Continu opened with a stage full of women, including a drummer in the back corner. A raw emotional tone disseminated through rhythmic movement: writhing wrists, a storm of feet attacking circles. The phrase-work seemed to operate as a collection of pulsations and reactions, often grabbing at the beat with their metatarsals to trace to an undulating flick of the arm. Gestural work announced itself again and again, most interestingly with a swift cupping of the breast. The breast begins to work as a cavity, as an open space within. Amid all this, the drummer is wildly doing her job, slicing air and pounding pavement. This opening section was the most successfully visceral part of the evening, both aesthetically and musically.
Still in black, the piece transitions to the next section, a clump of men and women upstage, heads hanging low. The melodrama of loud, cinematic music drops into the space, inaugurating the weighted runs and frantic reaches of a dance “about something.” Clumps of bodies crawl at the walls, building to a frenzy of warrior-like gestures- the arrow, the fist, the gun. Both the phrase-work and spacial configurations explore the tension between the individual and the group, as some type of “horror” is taking place. While at times intentionally comedic and decidedly melodramatic, this section generally circled around a confused performativity. For example, a dancer’s hand grasping at the distance: we did not experience that particular dancer’s grasp, but the grasp as the idea of itself- not a grasp but a “grasp.”
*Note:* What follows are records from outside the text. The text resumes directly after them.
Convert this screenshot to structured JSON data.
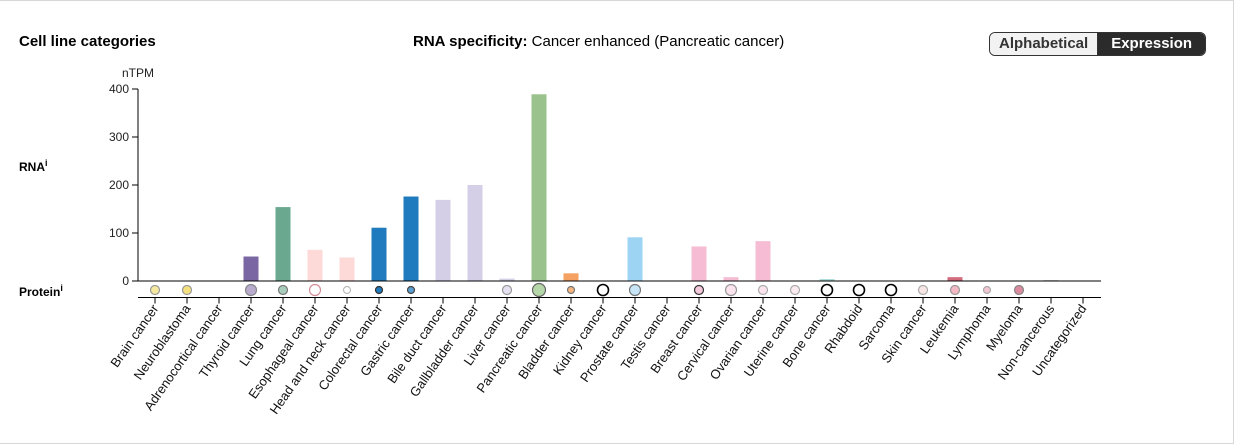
{
  "header": {
    "section_title": "Cell line categories",
    "spec_label": "RNA specificity:",
    "spec_value": "Cancer enhanced (Pancreatic cancer)"
  },
  "toggle": {
    "alphabetical": "Alphabetical",
    "expression": "Expression",
    "active": "Expression"
  },
  "rows": {
    "rna": "RNA",
    "protein": "Protein",
    "info_marker": "i"
  },
  "chart_data": {
    "type": "bar",
    "ylabel": "nTPM",
    "ylim": [
      0,
      400
    ],
    "yticks": [
      0,
      100,
      200,
      300,
      400
    ],
    "categories": [
      "Brain cancer",
      "Neuroblastoma",
      "Adrenocortical cancer",
      "Thyroid cancer",
      "Lung cancer",
      "Esophageal cancer",
      "Head and neck cancer",
      "Colorectal cancer",
      "Gastric cancer",
      "Bile duct cancer",
      "Gallbladder cancer",
      "Liver cancer",
      "Pancreatic cancer",
      "Bladder cancer",
      "Kidney cancer",
      "Prostate cancer",
      "Testis cancer",
      "Breast cancer",
      "Cervical cancer",
      "Ovarian cancer",
      "Uterine cancer",
      "Bone cancer",
      "Rhabdoid",
      "Sarcoma",
      "Skin cancer",
      "Leukemia",
      "Lymphoma",
      "Myeloma",
      "Non-cancerous",
      "Uncategorized"
    ],
    "values": [
      0,
      0,
      0,
      51,
      154,
      65,
      49,
      111,
      176,
      169,
      200,
      5,
      389,
      16,
      0,
      91,
      0,
      72,
      8,
      83,
      0,
      4,
      0,
      0,
      0,
      8,
      0,
      0,
      2,
      0
    ],
    "bar_colors": [
      "#f5e9a0",
      "#f5e9a0",
      "#cccccc",
      "#7a66a2",
      "#6aa890",
      "#fdd9d8",
      "#fdd9d8",
      "#1f7bbd",
      "#1f7bbd",
      "#d4cfe7",
      "#d4cfe7",
      "#d4cfe7",
      "#9ac28c",
      "#f4a162",
      "#cccccc",
      "#9dd3f3",
      "#cccccc",
      "#f5bcd4",
      "#f5bcd4",
      "#f5bcd4",
      "#f5bcd4",
      "#a6dbd6",
      "#cccccc",
      "#cccccc",
      "#cccccc",
      "#d36b7e",
      "#d8b0c0",
      "#d8b0c0",
      "#cccccc",
      "#cccccc"
    ],
    "protein": [
      {
        "fill": "#f5e9a0",
        "stroke": "#999999",
        "size": "small"
      },
      {
        "fill": "#f5e080",
        "stroke": "#999999",
        "size": "small"
      },
      null,
      {
        "fill": "#b8abce",
        "stroke": "#888888",
        "size": "medium"
      },
      {
        "fill": "#a9cdbd",
        "stroke": "#777777",
        "size": "small"
      },
      {
        "fill": "#ffffff",
        "stroke": "#d48c96",
        "size": "medium"
      },
      {
        "fill": "#ffffff",
        "stroke": "#bbbbbb",
        "size": "tiny"
      },
      {
        "fill": "#1f7bbd",
        "stroke": "#333333",
        "size": "tiny"
      },
      {
        "fill": "#5a9fd0",
        "stroke": "#444444",
        "size": "tiny"
      },
      null,
      null,
      {
        "fill": "#e6e1f2",
        "stroke": "#999999",
        "size": "small"
      },
      {
        "fill": "#b5d6a8",
        "stroke": "#666666",
        "size": "large"
      },
      {
        "fill": "#f6b47e",
        "stroke": "#777777",
        "size": "tiny"
      },
      {
        "fill": "#ffffff",
        "stroke": "#000000",
        "size": "medium"
      },
      {
        "fill": "#c6e6f8",
        "stroke": "#777777",
        "size": "medium"
      },
      null,
      {
        "fill": "#f5c9dc",
        "stroke": "#333333",
        "size": "small"
      },
      {
        "fill": "#fbe4ee",
        "stroke": "#999999",
        "size": "medium"
      },
      {
        "fill": "#fbe4ee",
        "stroke": "#aaaaaa",
        "size": "small"
      },
      {
        "fill": "#fbeaf0",
        "stroke": "#aaaaaa",
        "size": "small"
      },
      {
        "fill": "#ffffff",
        "stroke": "#000000",
        "size": "medium"
      },
      {
        "fill": "#ffffff",
        "stroke": "#000000",
        "size": "medium"
      },
      {
        "fill": "#ffffff",
        "stroke": "#000000",
        "size": "medium"
      },
      {
        "fill": "#f8e6e6",
        "stroke": "#aaaaaa",
        "size": "small"
      },
      {
        "fill": "#f3b8c3",
        "stroke": "#999999",
        "size": "small"
      },
      {
        "fill": "#f1c5d2",
        "stroke": "#aaaaaa",
        "size": "tiny"
      },
      {
        "fill": "#dc8a9e",
        "stroke": "#888888",
        "size": "small"
      },
      null,
      null
    ]
  }
}
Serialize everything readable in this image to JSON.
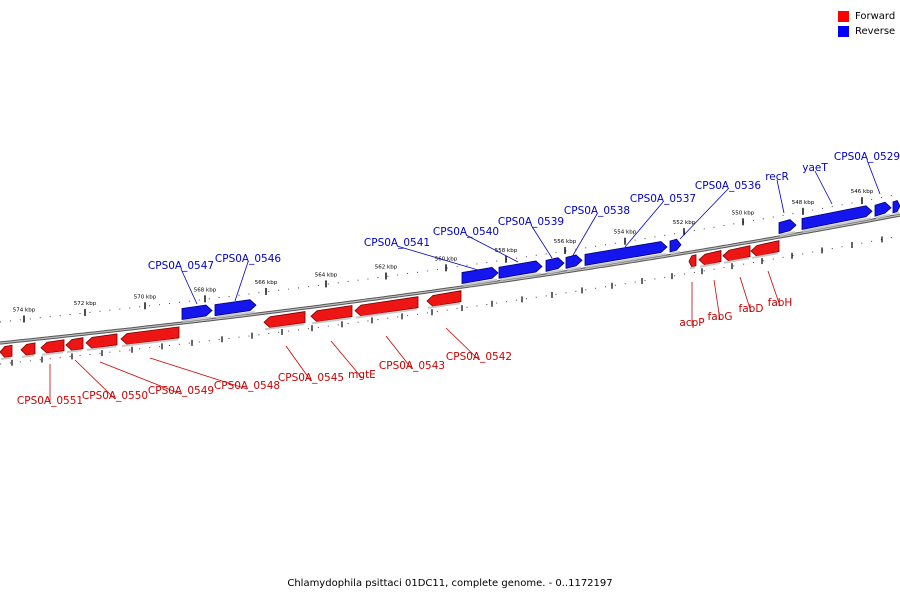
{
  "legend": {
    "forward_label": "Forward",
    "reverse_label": "Reverse",
    "forward_color": "#ff0000",
    "reverse_color": "#0000ff"
  },
  "caption": "Chlamydophila psittaci 01DC11, complete genome. - 0..1172197",
  "ruler_labels": [
    "574 kbp",
    "572 kbp",
    "570 kbp",
    "568 kbp",
    "566 kbp",
    "564 kbp",
    "562 kbp",
    "560 kbp",
    "558 kbp",
    "556 kbp",
    "554 kbp",
    "552 kbp",
    "550 kbp",
    "548 kbp",
    "546 kbp"
  ],
  "genes": {
    "reverse": [
      "CPS0A_0547",
      "CPS0A_0546",
      "CPS0A_0541",
      "CPS0A_0540",
      "CPS0A_0539",
      "CPS0A_0538",
      "CPS0A_0537",
      "CPS0A_0536",
      "recR",
      "yaeT",
      "CPS0A_0529"
    ],
    "forward": [
      "CPS0A_0551",
      "CPS0A_0550",
      "CPS0A_0549",
      "CPS0A_0548",
      "CPS0A_0545",
      "mgtE",
      "CPS0A_0543",
      "CPS0A_0542",
      "acpP",
      "fabG",
      "fabD",
      "fabH"
    ]
  }
}
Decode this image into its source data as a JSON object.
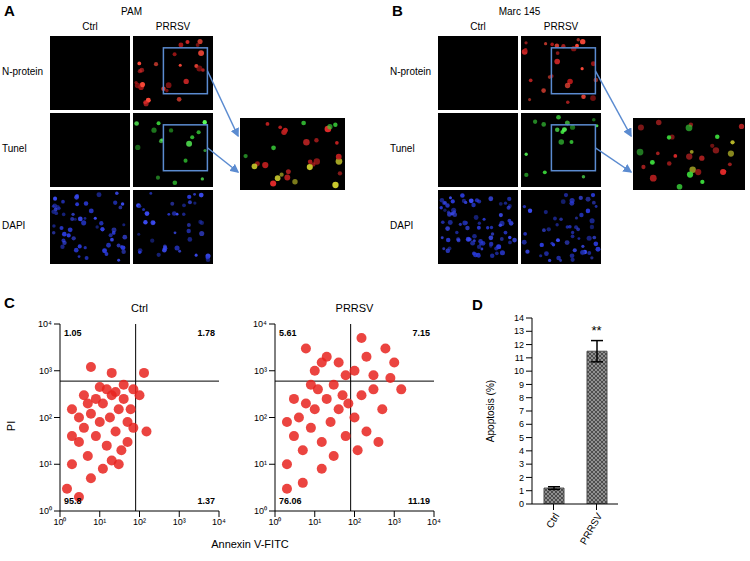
{
  "figure": {
    "A": {
      "label": "A",
      "title": "PAM",
      "columns": [
        "Ctrl",
        "PRRSV"
      ],
      "rows": [
        "N-protein",
        "Tunel",
        "DAPI"
      ]
    },
    "B": {
      "label": "B",
      "title": "Marc 145",
      "columns": [
        "Ctrl",
        "PRRSV"
      ],
      "rows": [
        "N-protein",
        "Tunel",
        "DAPI"
      ]
    },
    "C": {
      "label": "C",
      "x_label": "Annexin V-FITC",
      "y_label": "PI"
    }
  },
  "chart_data": [
    {
      "type": "scatter",
      "title": "Ctrl",
      "log": true,
      "xlim": [
        1,
        10000
      ],
      "ylim": [
        1,
        10000
      ],
      "xticks": [
        {
          "value": 1,
          "label": "10⁰"
        },
        {
          "value": 10,
          "label": "10¹"
        },
        {
          "value": 100,
          "label": "10²"
        },
        {
          "value": 1000,
          "label": "10³"
        },
        {
          "value": 10000,
          "label": "10⁴"
        }
      ],
      "yticks": [
        {
          "value": 1,
          "label": "10⁰"
        },
        {
          "value": 10,
          "label": "10¹"
        },
        {
          "value": 100,
          "label": "10²"
        },
        {
          "value": 1000,
          "label": "10³"
        },
        {
          "value": 10000,
          "label": "10⁴"
        }
      ],
      "color": "#e8231e",
      "gates": {
        "x": 80,
        "y": 600
      },
      "quadrant_percentages": {
        "upper_left": 1.05,
        "upper_right": 1.78,
        "lower_left": 95.8,
        "lower_right": 1.37
      },
      "points": [
        [
          2,
          10
        ],
        [
          3,
          30
        ],
        [
          4,
          60
        ],
        [
          5,
          15
        ],
        [
          6,
          120
        ],
        [
          8,
          40
        ],
        [
          10,
          80
        ],
        [
          12,
          200
        ],
        [
          15,
          25
        ],
        [
          18,
          100
        ],
        [
          20,
          300
        ],
        [
          25,
          50
        ],
        [
          30,
          150
        ],
        [
          35,
          20
        ],
        [
          40,
          250
        ],
        [
          50,
          80
        ],
        [
          8,
          250
        ],
        [
          5,
          200
        ],
        [
          3,
          100
        ],
        [
          2,
          40
        ],
        [
          12,
          8
        ],
        [
          20,
          12
        ],
        [
          6,
          5
        ],
        [
          15,
          400
        ],
        [
          25,
          350
        ],
        [
          40,
          500
        ],
        [
          60,
          150
        ],
        [
          10,
          450
        ],
        [
          4,
          300
        ],
        [
          30,
          10
        ],
        [
          70,
          60
        ],
        [
          2,
          150
        ],
        [
          1.5,
          3
        ],
        [
          3,
          2
        ],
        [
          100,
          300
        ],
        [
          150,
          50
        ],
        [
          130,
          900
        ],
        [
          20,
          900
        ],
        [
          6,
          1200
        ],
        [
          50,
          30
        ],
        [
          70,
          400
        ]
      ]
    },
    {
      "type": "scatter",
      "title": "PRRSV",
      "log": true,
      "xlim": [
        1,
        10000
      ],
      "ylim": [
        1,
        10000
      ],
      "xticks": [
        {
          "value": 1,
          "label": "10⁰"
        },
        {
          "value": 10,
          "label": "10¹"
        },
        {
          "value": 100,
          "label": "10²"
        },
        {
          "value": 1000,
          "label": "10³"
        },
        {
          "value": 10000,
          "label": "10⁴"
        }
      ],
      "yticks": [
        {
          "value": 1,
          "label": "10⁰"
        },
        {
          "value": 10,
          "label": "10¹"
        },
        {
          "value": 100,
          "label": "10²"
        },
        {
          "value": 1000,
          "label": "10³"
        },
        {
          "value": 10000,
          "label": "10⁴"
        }
      ],
      "color": "#e8231e",
      "gates": {
        "x": 80,
        "y": 600
      },
      "quadrant_percentages": {
        "upper_left": 5.61,
        "upper_right": 7.15,
        "lower_left": 76.06,
        "lower_right": 11.19
      },
      "points": [
        [
          2,
          10
        ],
        [
          3,
          40
        ],
        [
          4,
          100
        ],
        [
          5,
          20
        ],
        [
          6,
          200
        ],
        [
          8,
          60
        ],
        [
          10,
          150
        ],
        [
          12,
          400
        ],
        [
          15,
          30
        ],
        [
          20,
          250
        ],
        [
          25,
          80
        ],
        [
          30,
          500
        ],
        [
          40,
          150
        ],
        [
          50,
          300
        ],
        [
          60,
          40
        ],
        [
          3,
          250
        ],
        [
          2,
          80
        ],
        [
          8,
          500
        ],
        [
          15,
          8
        ],
        [
          30,
          15
        ],
        [
          5,
          4
        ],
        [
          10,
          1000
        ],
        [
          20,
          2000
        ],
        [
          6,
          3000
        ],
        [
          40,
          1500
        ],
        [
          15,
          1500
        ],
        [
          100,
          100
        ],
        [
          150,
          300
        ],
        [
          200,
          50
        ],
        [
          300,
          400
        ],
        [
          500,
          150
        ],
        [
          120,
          20
        ],
        [
          400,
          30
        ],
        [
          100,
          1000
        ],
        [
          200,
          2000
        ],
        [
          300,
          800
        ],
        [
          600,
          3000
        ],
        [
          1000,
          1500
        ],
        [
          150,
          5000
        ],
        [
          800,
          700
        ],
        [
          1500,
          400
        ],
        [
          2,
          3
        ],
        [
          60,
          800
        ],
        [
          70,
          200
        ]
      ]
    },
    {
      "label": "D",
      "type": "bar",
      "categories": [
        "Ctrl",
        "PRRSV"
      ],
      "values": [
        1.2,
        11.5
      ],
      "errors": [
        0.1,
        0.8
      ],
      "y_label": "Apoptosis (%)",
      "ylim": [
        0,
        14
      ],
      "yticks": [
        0,
        1,
        2,
        3,
        4,
        5,
        6,
        7,
        8,
        9,
        10,
        11,
        12,
        13,
        14
      ],
      "color": "#4d4d4d",
      "annotations": [
        {
          "category": "PRRSV",
          "text": "**"
        }
      ]
    }
  ]
}
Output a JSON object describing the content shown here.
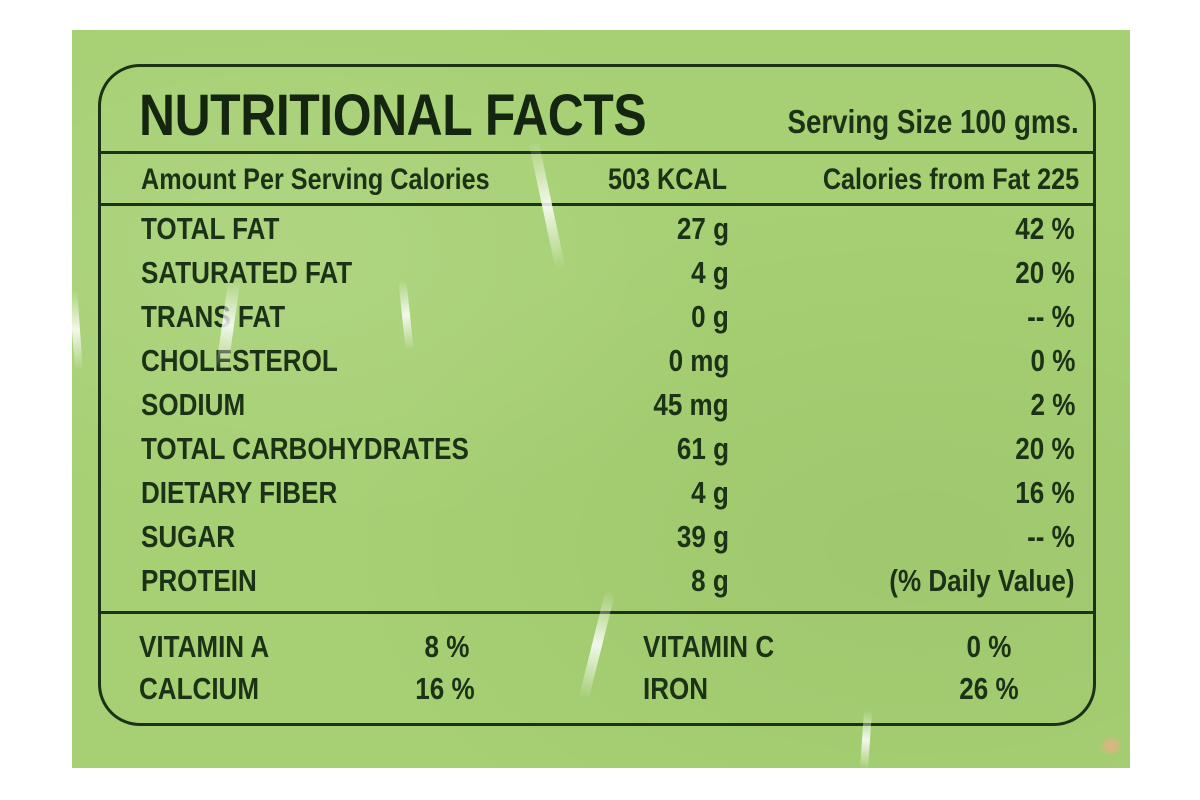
{
  "label": {
    "title": "NUTRITIONAL FACTS",
    "serving_size": "Serving Size 100 gms.",
    "calories_row": {
      "label": "Amount Per Serving Calories",
      "value": "503 KCAL",
      "from_fat": "Calories from Fat 225"
    },
    "nutrients": [
      {
        "name": "TOTAL FAT",
        "amount": "27 g",
        "dv": "42 %"
      },
      {
        "name": "SATURATED FAT",
        "amount": "4 g",
        "dv": "20 %"
      },
      {
        "name": "TRANS FAT",
        "amount": "0 g",
        "dv": "-- %"
      },
      {
        "name": "CHOLESTEROL",
        "amount": "0 mg",
        "dv": "0 %"
      },
      {
        "name": "SODIUM",
        "amount": "45 mg",
        "dv": "2 %"
      },
      {
        "name": "TOTAL CARBOHYDRATES",
        "amount": "61 g",
        "dv": "20 %"
      },
      {
        "name": "DIETARY FIBER",
        "amount": "4 g",
        "dv": "16 %"
      },
      {
        "name": "SUGAR",
        "amount": "39 g",
        "dv": "-- %"
      },
      {
        "name": "PROTEIN",
        "amount": "8 g",
        "dv": "(% Daily Value)"
      }
    ],
    "vitamins": [
      {
        "name": "VITAMIN A",
        "value": "8 %"
      },
      {
        "name": "VITAMIN C",
        "value": "0 %"
      },
      {
        "name": "CALCIUM",
        "value": "16 %"
      },
      {
        "name": "IRON",
        "value": "26 %"
      }
    ]
  },
  "colors": {
    "background": "#a6d073",
    "ink": "#1c3216"
  }
}
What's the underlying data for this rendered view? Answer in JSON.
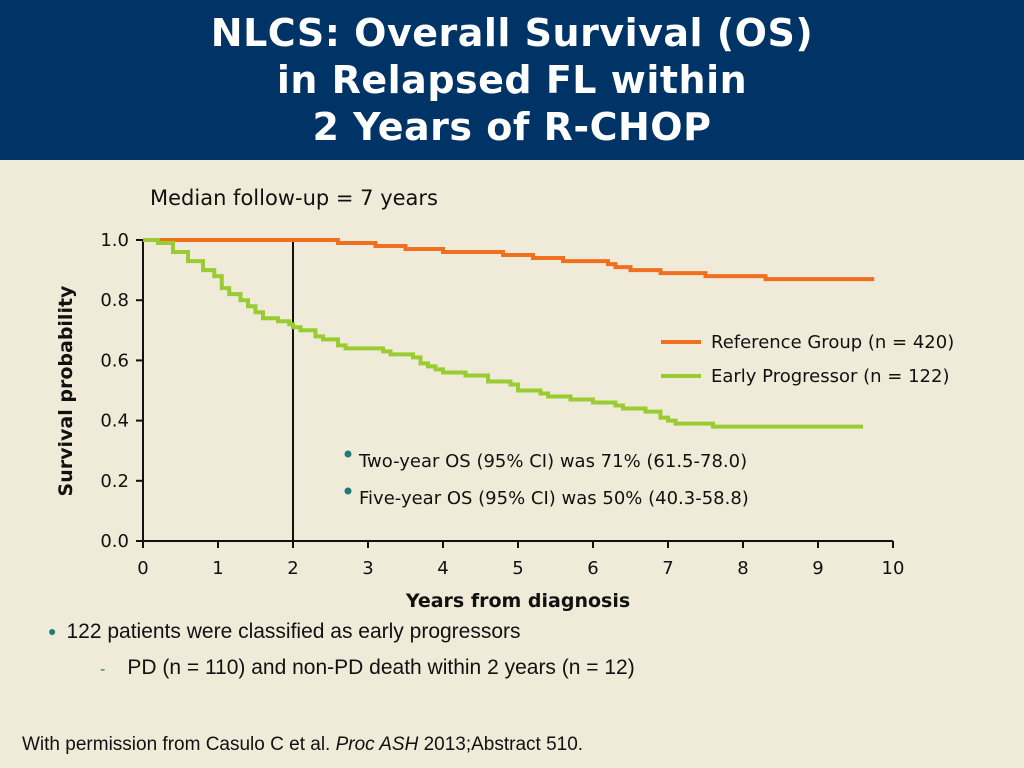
{
  "slide": {
    "title_lines": [
      "NLCS: Overall Survival (OS)",
      "in Relapsed FL within",
      "2 Years of R-CHOP"
    ],
    "bullets": [
      "122 patients were classified as early progressors",
      "PD (n = 110) and non-PD death within 2 years (n = 12)"
    ],
    "citation": {
      "prefix": "With permission from Casulo C et al. ",
      "journal": "Proc ASH",
      "suffix": " 2013;Abstract 510."
    },
    "colors": {
      "title_bg": "#003366",
      "background": "#efebd8",
      "bullet_accent": "#1f7a7a"
    }
  },
  "chart_data": {
    "type": "line",
    "note": "Median follow-up = 7 years",
    "xlabel": "Years from diagnosis",
    "ylabel": "Survival probability",
    "xlim": [
      0,
      10
    ],
    "ylim": [
      0,
      1.0
    ],
    "x_ticks": [
      "0",
      "1",
      "2",
      "3",
      "4",
      "5",
      "6",
      "7",
      "8",
      "9",
      "10"
    ],
    "y_ticks": [
      "0.0",
      "0.2",
      "0.4",
      "0.6",
      "0.8",
      "1.0"
    ],
    "reference_line_x": 2,
    "legend_position": "right",
    "series": [
      {
        "name": "Reference Group (n = 420)",
        "color": "#f07020",
        "points": [
          [
            0,
            1.0
          ],
          [
            2.4,
            1.0
          ],
          [
            2.6,
            0.99
          ],
          [
            3.1,
            0.98
          ],
          [
            3.4,
            0.98
          ],
          [
            3.5,
            0.97
          ],
          [
            3.7,
            0.97
          ],
          [
            4.0,
            0.96
          ],
          [
            4.7,
            0.96
          ],
          [
            4.8,
            0.95
          ],
          [
            5.1,
            0.95
          ],
          [
            5.2,
            0.94
          ],
          [
            5.5,
            0.94
          ],
          [
            5.6,
            0.93
          ],
          [
            6.0,
            0.93
          ],
          [
            6.2,
            0.92
          ],
          [
            6.3,
            0.91
          ],
          [
            6.5,
            0.9
          ],
          [
            6.6,
            0.9
          ],
          [
            6.9,
            0.89
          ],
          [
            7.0,
            0.89
          ],
          [
            7.5,
            0.89
          ],
          [
            7.5,
            0.88
          ],
          [
            8.2,
            0.88
          ],
          [
            8.3,
            0.87
          ],
          [
            9.75,
            0.87
          ]
        ]
      },
      {
        "name": "Early Progressor (n = 122)",
        "color": "#99cc33",
        "points": [
          [
            0,
            1.0
          ],
          [
            0.2,
            0.99
          ],
          [
            0.4,
            0.96
          ],
          [
            0.6,
            0.93
          ],
          [
            0.8,
            0.9
          ],
          [
            0.95,
            0.88
          ],
          [
            1.05,
            0.84
          ],
          [
            1.15,
            0.82
          ],
          [
            1.3,
            0.8
          ],
          [
            1.4,
            0.78
          ],
          [
            1.5,
            0.76
          ],
          [
            1.6,
            0.74
          ],
          [
            1.8,
            0.73
          ],
          [
            1.95,
            0.72
          ],
          [
            2.0,
            0.71
          ],
          [
            2.1,
            0.7
          ],
          [
            2.3,
            0.68
          ],
          [
            2.4,
            0.67
          ],
          [
            2.6,
            0.65
          ],
          [
            2.7,
            0.64
          ],
          [
            3.0,
            0.64
          ],
          [
            3.2,
            0.63
          ],
          [
            3.3,
            0.62
          ],
          [
            3.5,
            0.62
          ],
          [
            3.6,
            0.61
          ],
          [
            3.7,
            0.59
          ],
          [
            3.8,
            0.58
          ],
          [
            3.9,
            0.57
          ],
          [
            4.0,
            0.56
          ],
          [
            4.2,
            0.56
          ],
          [
            4.3,
            0.55
          ],
          [
            4.6,
            0.53
          ],
          [
            4.7,
            0.53
          ],
          [
            4.9,
            0.52
          ],
          [
            5.0,
            0.5
          ],
          [
            5.2,
            0.5
          ],
          [
            5.3,
            0.49
          ],
          [
            5.4,
            0.48
          ],
          [
            5.6,
            0.48
          ],
          [
            5.7,
            0.47
          ],
          [
            5.8,
            0.47
          ],
          [
            6.0,
            0.46
          ],
          [
            6.2,
            0.46
          ],
          [
            6.3,
            0.45
          ],
          [
            6.4,
            0.44
          ],
          [
            6.6,
            0.44
          ],
          [
            6.7,
            0.43
          ],
          [
            6.8,
            0.43
          ],
          [
            6.9,
            0.41
          ],
          [
            7.0,
            0.4
          ],
          [
            7.1,
            0.39
          ],
          [
            7.5,
            0.39
          ],
          [
            7.6,
            0.38
          ],
          [
            8.5,
            0.38
          ],
          [
            9.6,
            0.38
          ]
        ]
      }
    ],
    "annotations": [
      "Two-year OS (95% CI) was 71% (61.5-78.0)",
      "Five-year OS (95% CI) was 50% (40.3-58.8)"
    ]
  }
}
This movement in the “black” sections was outward and emotionally demonstrative, punctuating the space with strong gestural phrase-work and detailed partnering. Similarly raw, the opera house stage was stripped down to black floors and walls. However, as the dancers enter for the third and final section, the stage was transformed to a white-scape, with both the dancers and the floor draped in white. Insular and contemplative, a series of solos, trios and larger groups appear and disappear to perform seemingly isolated movement ideas. The contrast of the black sections (fleshy and emotive) to the celestial tone of this post-modern white-scape seemed overly orchestrated; this dichotomy, like most dichotomies, did more telling than showing.
While the melodramatic quotation marks seemed to drop from the piece by the last section, having already watched so much “dancing,” we are untrusting, fatigued. While successfully providing contrast, this last section in white still can’t recover from the unconvincing theatrics of the dancing mob. Perhaps this is a result of this large-scale dance being derived from two prior, highly acclaimed site specific choreographic projects; one at the Neues Museum Berlin and the other at MAXXI in Rome in 2009. Continu seemed to suffer the typical problems of artistic consolidation; stark transitions, disjointed performativity, and a kind of over-coding of the original impulse petaling the work.